Yoğun çalışmaya dayanamayan işçiler fabrikaları, madenleri terk ediyor, verimlilik ve üretim yerinde sayıyor, bazı durumlarda yerlerde sürünüyordu. İşçi grevleri oldukça yaygındı. Ülke bir tarafında işçilerin, bir tarafında sanayi bürokrasisinin ve üçgenin diğer tarafında ise sovyet liderliğinin yer aldığı bir çatışmaya doğru gidiyordu. Bürokrasi verimlilik sorununu işçiler zararına çözmek istiyor, sovyet liderleri ise bürokrasiyi, yeni bilimsel sosyalist ruha uygun üretim yöntemleri geliştirmemekle suçluyordu.
Devrim ertesi özellikle Moskova, Leningrad gibi sanayi merkezlerinde fabrika yönetimleri işçi komitelerinin eline geçmiş, ama işçilerin bilinçsiz olması, modern yönetim tekniklerini bilmemesi vb. sonucu bu işletmelerde verimlilik hızla düşmüş, bunun sonucu profesyonel burjuva yöneticiler tekrar göreve çağrılmıştı. Fabrika komiteleri, sendika komiteleri vb. hala vardı ama onlar işçilerin tatil, sağlık eğitim, konut vb. sorunları ile ilgilenen birimlere dönüşmüş, sanayinin, en küçük birimden bakanlıklara kadar yönetimi bürokratlara kalmıştı. Bu ise ülke çapında bir gerilim ve çatışma ortamı doğuruyordu. Sovyetler 1930’lar anaforuna doğru sürükleniyordu. Bu anaforun en önemli dinamiği işçiler, bürokrasi ve parti arasında giderek şiddetlenen çelişkilerdi.

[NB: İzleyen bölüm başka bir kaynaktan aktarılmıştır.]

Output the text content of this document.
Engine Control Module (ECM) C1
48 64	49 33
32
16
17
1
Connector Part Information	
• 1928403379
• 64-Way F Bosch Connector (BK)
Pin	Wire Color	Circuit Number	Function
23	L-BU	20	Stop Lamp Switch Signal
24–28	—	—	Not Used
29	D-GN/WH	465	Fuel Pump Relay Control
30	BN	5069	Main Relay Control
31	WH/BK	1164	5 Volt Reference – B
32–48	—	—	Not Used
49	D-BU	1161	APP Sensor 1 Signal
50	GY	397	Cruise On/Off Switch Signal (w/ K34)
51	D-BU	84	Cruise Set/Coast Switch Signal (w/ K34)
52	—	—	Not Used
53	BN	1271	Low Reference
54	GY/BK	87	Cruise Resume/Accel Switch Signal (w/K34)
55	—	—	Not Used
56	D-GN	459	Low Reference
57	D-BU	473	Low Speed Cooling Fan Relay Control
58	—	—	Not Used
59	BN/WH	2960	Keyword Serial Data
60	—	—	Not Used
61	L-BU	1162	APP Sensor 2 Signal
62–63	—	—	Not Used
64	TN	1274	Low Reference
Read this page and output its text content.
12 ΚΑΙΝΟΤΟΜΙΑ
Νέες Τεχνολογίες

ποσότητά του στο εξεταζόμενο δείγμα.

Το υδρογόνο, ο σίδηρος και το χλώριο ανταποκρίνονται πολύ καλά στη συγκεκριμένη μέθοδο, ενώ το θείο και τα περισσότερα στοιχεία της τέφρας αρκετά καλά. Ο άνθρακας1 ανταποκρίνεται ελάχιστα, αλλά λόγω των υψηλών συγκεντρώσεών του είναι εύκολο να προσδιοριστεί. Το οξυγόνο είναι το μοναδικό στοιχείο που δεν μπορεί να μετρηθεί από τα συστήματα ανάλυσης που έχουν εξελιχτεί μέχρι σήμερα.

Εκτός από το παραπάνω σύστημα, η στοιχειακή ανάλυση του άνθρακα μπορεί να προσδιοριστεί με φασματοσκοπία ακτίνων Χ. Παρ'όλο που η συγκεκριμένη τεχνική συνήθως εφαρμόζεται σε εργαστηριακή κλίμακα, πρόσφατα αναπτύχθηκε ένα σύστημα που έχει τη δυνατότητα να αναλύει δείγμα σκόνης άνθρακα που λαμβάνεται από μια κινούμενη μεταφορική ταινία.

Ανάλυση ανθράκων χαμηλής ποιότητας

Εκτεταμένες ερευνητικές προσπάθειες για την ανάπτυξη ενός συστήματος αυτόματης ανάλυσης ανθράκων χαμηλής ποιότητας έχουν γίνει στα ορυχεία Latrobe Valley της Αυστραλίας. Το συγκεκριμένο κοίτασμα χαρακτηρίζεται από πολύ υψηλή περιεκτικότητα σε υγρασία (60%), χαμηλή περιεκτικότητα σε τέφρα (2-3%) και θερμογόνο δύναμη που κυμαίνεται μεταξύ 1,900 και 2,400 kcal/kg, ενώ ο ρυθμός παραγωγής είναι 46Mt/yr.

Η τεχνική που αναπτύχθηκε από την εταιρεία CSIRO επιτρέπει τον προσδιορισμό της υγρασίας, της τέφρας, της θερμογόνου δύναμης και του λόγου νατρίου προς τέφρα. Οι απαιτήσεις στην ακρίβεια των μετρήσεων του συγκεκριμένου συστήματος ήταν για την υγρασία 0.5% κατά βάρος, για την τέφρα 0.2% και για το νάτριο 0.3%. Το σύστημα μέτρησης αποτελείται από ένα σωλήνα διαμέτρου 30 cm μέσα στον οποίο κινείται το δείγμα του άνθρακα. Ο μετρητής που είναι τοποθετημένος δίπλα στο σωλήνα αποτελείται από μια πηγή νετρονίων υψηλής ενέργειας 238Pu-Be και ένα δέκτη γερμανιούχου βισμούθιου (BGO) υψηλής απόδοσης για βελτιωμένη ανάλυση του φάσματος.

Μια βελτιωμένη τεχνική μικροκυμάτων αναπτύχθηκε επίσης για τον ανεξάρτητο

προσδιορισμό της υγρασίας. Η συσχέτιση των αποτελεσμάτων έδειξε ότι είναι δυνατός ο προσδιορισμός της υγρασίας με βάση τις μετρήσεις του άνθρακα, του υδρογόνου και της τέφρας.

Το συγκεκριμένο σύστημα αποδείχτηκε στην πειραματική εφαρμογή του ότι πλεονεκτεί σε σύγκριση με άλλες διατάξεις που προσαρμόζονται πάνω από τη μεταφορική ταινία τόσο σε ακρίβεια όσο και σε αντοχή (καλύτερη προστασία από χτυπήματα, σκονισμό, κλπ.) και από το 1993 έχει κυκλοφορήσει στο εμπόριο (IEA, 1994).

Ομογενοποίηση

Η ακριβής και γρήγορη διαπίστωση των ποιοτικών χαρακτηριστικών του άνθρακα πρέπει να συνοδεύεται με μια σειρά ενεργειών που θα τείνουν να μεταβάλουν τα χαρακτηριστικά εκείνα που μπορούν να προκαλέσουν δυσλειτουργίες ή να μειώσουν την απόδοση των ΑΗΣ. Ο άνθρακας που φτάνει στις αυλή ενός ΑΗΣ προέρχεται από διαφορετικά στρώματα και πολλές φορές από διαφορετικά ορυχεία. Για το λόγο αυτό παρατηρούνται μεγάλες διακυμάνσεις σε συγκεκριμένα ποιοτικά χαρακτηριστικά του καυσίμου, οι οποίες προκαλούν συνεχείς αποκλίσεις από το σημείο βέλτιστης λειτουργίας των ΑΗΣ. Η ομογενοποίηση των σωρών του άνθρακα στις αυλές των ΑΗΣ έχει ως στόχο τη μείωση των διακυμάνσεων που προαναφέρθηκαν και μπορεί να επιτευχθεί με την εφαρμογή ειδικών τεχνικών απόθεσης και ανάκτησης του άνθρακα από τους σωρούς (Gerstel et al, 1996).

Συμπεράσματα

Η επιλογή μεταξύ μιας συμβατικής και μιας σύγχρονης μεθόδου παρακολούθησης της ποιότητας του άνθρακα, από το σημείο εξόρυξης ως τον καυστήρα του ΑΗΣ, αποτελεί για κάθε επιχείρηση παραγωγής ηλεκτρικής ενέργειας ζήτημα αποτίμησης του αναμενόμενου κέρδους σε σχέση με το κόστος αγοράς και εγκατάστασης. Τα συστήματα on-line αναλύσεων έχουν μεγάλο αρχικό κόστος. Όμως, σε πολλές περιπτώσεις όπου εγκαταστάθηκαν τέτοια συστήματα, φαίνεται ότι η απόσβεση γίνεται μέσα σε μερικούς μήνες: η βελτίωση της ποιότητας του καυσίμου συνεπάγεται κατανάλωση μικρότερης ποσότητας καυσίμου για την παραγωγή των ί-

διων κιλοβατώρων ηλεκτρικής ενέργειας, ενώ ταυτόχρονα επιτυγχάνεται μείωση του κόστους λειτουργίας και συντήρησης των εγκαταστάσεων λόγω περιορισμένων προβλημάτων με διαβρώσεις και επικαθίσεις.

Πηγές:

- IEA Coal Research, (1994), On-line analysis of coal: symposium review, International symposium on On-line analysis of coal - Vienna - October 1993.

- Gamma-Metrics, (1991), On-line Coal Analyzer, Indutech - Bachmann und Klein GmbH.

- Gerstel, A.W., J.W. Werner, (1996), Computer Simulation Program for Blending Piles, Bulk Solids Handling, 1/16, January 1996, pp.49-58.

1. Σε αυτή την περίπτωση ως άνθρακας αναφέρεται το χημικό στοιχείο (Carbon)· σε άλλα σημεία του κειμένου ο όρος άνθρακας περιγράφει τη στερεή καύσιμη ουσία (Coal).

Stalin bu sorunun oldukça farkında idi. Daha 1931’de yaptığı fabrika müdürleri hakkındaki bir konuşmada, işletmelerde bir ‘yönetim’ sorunu olduğunu tespit ediyordu. İkinci olarak hükümetin sanayileşme çabasında bürokrasinin bir engel olduğu tespitini yapıyordu. Çözüm olarak ise, Bolşeviklere ve komünist işçilere teknolojiyi ve işletme bilimini öğrenme çağrısı yapıyor, Çarlık döneminden kalma burjuva uzmanların çürütücü etkisinin ancak böyle kırılabileceğini savunuyordu. Stakhanov hareketinin yenilgisi Stalin’in ne kadar yanıldığını gösterdi. Elbette sosyalistler yönetimin burjuva uzmanlardan kendi ellerine geçmesini sağlayacak bilgiye ulaşmalıydılar, ancak burjuva uzmanın yerine Bolşevik birini atamak bürokrasiyi yok etmez, sadece meşrulaştırır. Olması gereken, işçi sınıfı teknik ve yönetim bilgisini eline aldıkça, işletme yönetimleri müdürlerden, işletme demokrasisinin bir ifadesi olan işçi komitelerine kaymalı, sosyalist demokrasinin yeni formları yaratılmalıydı.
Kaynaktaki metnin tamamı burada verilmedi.